I pessimi falli fischiati in favore dei Rockets (a Harden in particolare, uno dei bersagli preferiti delle lamentele degli allenatori avversari) e soprattutto le mancate chiamate per Anthony Davis sono state le ragioni che hanno fatto imbestialire coach Gentry al termine della delicata sfida persa dai suoi contro Houston. “Se una partita così importante per la corsa playoff viene decisa da poche giocate, da una manciata di decisioni, non puoi sbagliare a chiamare alcuni falli. Quando un giocatore porta la sua mano sotto il tuo petto per poi sollevarla e andare a sbattere contro il tuo braccio proteso, non puoi assegnare tre tiri liberi in suo favore. Non è giusto e non è corretto”. Il richiamo al movimento fatto dal Barba che così tanto ha fatto discutere non è puramente casuale. “Sono delle decisioni sbagliate che pesano, così come fischiare un tecnico a un allenatore che si lamenta mentre va via, mentre si allontana per evitare guai. Di fronte a queste scelte capisci che tante cose sono cambiate in questa lega. Mi sono girato e allontanato, non aveva davvero senso punirmi con un tiro libero”. A questo poi Gentry aggiunge anche le lamentele verso una presunta mancata tutela nei confronti di Davis: “Quello che invece è successo a noi è che nessuno si è preoccupato di tutelare Davis, non ha ricevuto un singolo fischio a favore. Gli sono saltati addosso, l’hanno placcato, abbracciato, strattonato e nulla: neanche una chiamata. Sapete perché? Lui non si ferma a lamentarsi e a piangersi addosso, continua a giocare. Non puoi lagnarti e compatirti quando sei in corsa per i playoff. E questo non è giusto”. A guardare la lista dei giocatori per falli subiti su 100 possessi però, diventa evidente un’altra verità. Harden infatti è tra i primissimi, alle spalle di Joel Embiid e DeMarcus Cousins (che a New Orleans dovrebbero conoscere) e praticamente appaiato con… Anthony Davis! Sì, il numero di falli subiti è lo stesso, ma a vedere le partite dalla panchina la realtà sembra diversa: “Non è giusto, perché noi stiamo facendo uno sforzo enorme per andare a prenderci un posto ai playoff e tutto quello che pretendiamo è che ci sia uniformità di giudizio. Se questo mi costerà una multa, non è un problema”. La lega infatti non si è fatta attendere: 15.000 dollari di multa anche per lui, quota fissa.  

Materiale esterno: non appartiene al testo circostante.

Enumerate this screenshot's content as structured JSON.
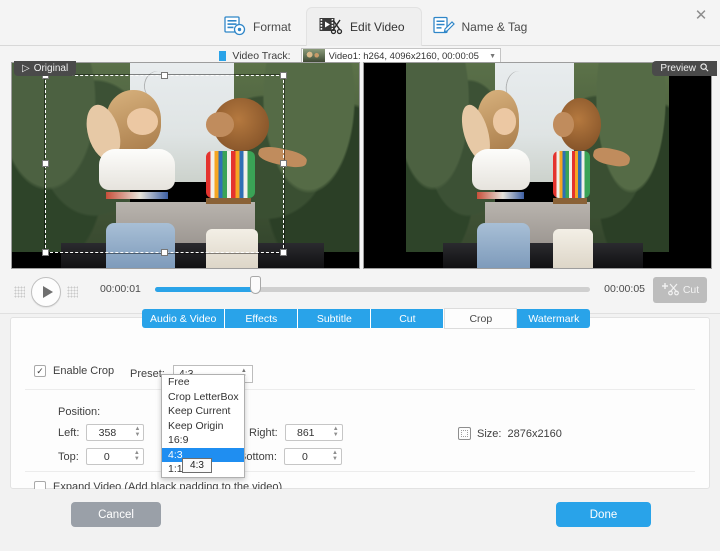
{
  "window": {
    "close_label": "✕"
  },
  "tabs": [
    {
      "label": "Format",
      "icon": "format-icon",
      "active": false
    },
    {
      "label": "Edit Video",
      "icon": "edit-video-icon",
      "active": true
    },
    {
      "label": "Name & Tag",
      "icon": "name-tag-icon",
      "active": false
    }
  ],
  "video_track": {
    "label": "Video Track:",
    "selected": "Video1: h264, 4096x2160, 00:00:05"
  },
  "preview": {
    "original_badge": "Original",
    "preview_badge": "Preview"
  },
  "transport": {
    "current_time": "00:00:01",
    "total_time": "00:00:05",
    "cut_label": "Cut",
    "progress_percent": 23
  },
  "subtabs": [
    {
      "label": "Audio & Video",
      "active": false
    },
    {
      "label": "Effects",
      "active": false
    },
    {
      "label": "Subtitle",
      "active": false
    },
    {
      "label": "Cut",
      "active": false
    },
    {
      "label": "Crop",
      "active": true
    },
    {
      "label": "Watermark",
      "active": false
    }
  ],
  "crop": {
    "enable_label": "Enable Crop",
    "enable_checked": true,
    "check_glyph": "✓",
    "preset_label": "Preset:",
    "preset_value": "4:3",
    "preset_options": [
      "Free",
      "Crop LetterBox",
      "Keep Current",
      "Keep Origin",
      "16:9",
      "4:3",
      "1:1"
    ],
    "preset_selected_index": 5,
    "tooltip_text": "4:3",
    "position_label": "Position:",
    "left_label": "Left:",
    "left_value": "358",
    "right_label": "Right:",
    "right_value": "861",
    "top_label": "Top:",
    "top_value": "0",
    "bottom_label": "Bottom:",
    "bottom_value": "0",
    "size_label": "Size:",
    "size_value": "2876x2160",
    "expand_label": "Expand Video (Add black padding to the video)",
    "expand_checked": false
  },
  "footer": {
    "cancel_label": "Cancel",
    "done_label": "Done"
  },
  "colors": {
    "accent": "#29a3e9",
    "highlight": "#1f8ef1",
    "cancel": "#9aa0a8"
  }
}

Coach Casey e il supporto agli arbitri nelle decisione a fine gara

Alla lunga lista si è poi aggiunto anche coach Casey, espulso a otto secondi dal termine della sfida persa contro OKC assieme a DeMar DeRozan e Serge Ibaka. Una rabbia esplosa negli ultimi minuti di una sfida tirata in cui a pesare – sempre a detta dei perdenti – sono state le scelte degli arbitri. In particolare due: il raggiunto limite di sei falli da parte di Kyle Lowry a tre minuti dalla fine del match, con gli ultimi due arrivati in sequenza su situazioni “dubbie”; il mancato fischio con relativi due liberi per DeRozan a 30 secondi dalla sirena, quando il punteggio era di +2 in favore dei Thunder. In un clima di tensione come questo, episodi che bastano e avanzano per scoperchiare il vaso della rabbia dei canadesi: “Gli arbitri continueranno sempre a sbagliare, ma quando queste decisioni vengono prese in momenti cruciali, bisogna trovare un modo per rendere più facile l’opportunità di fargli fare la scelta giusta. Non solo nella nostra partita, ma in tutte le gare della stagione”. Tra tutti però l’allenatore dei Raptors è di gran lunga il più conciliante e autocritico. Errore degli altri, certo, ma prima di tutto della sua squadra: “Abbiamo sbagliato abbastanza scelte nel finale combattuto. Ci siamo tirati la zappa sui piedi, non trovato il fondo della retina con tiri semplici e dalla lunetta, oltre ad aver perso troppi palloni”. Un po’ di sana autocritica serve sempre, soprattutto quando sei il primo della classe. Così magari risparmi anche qualche soldino.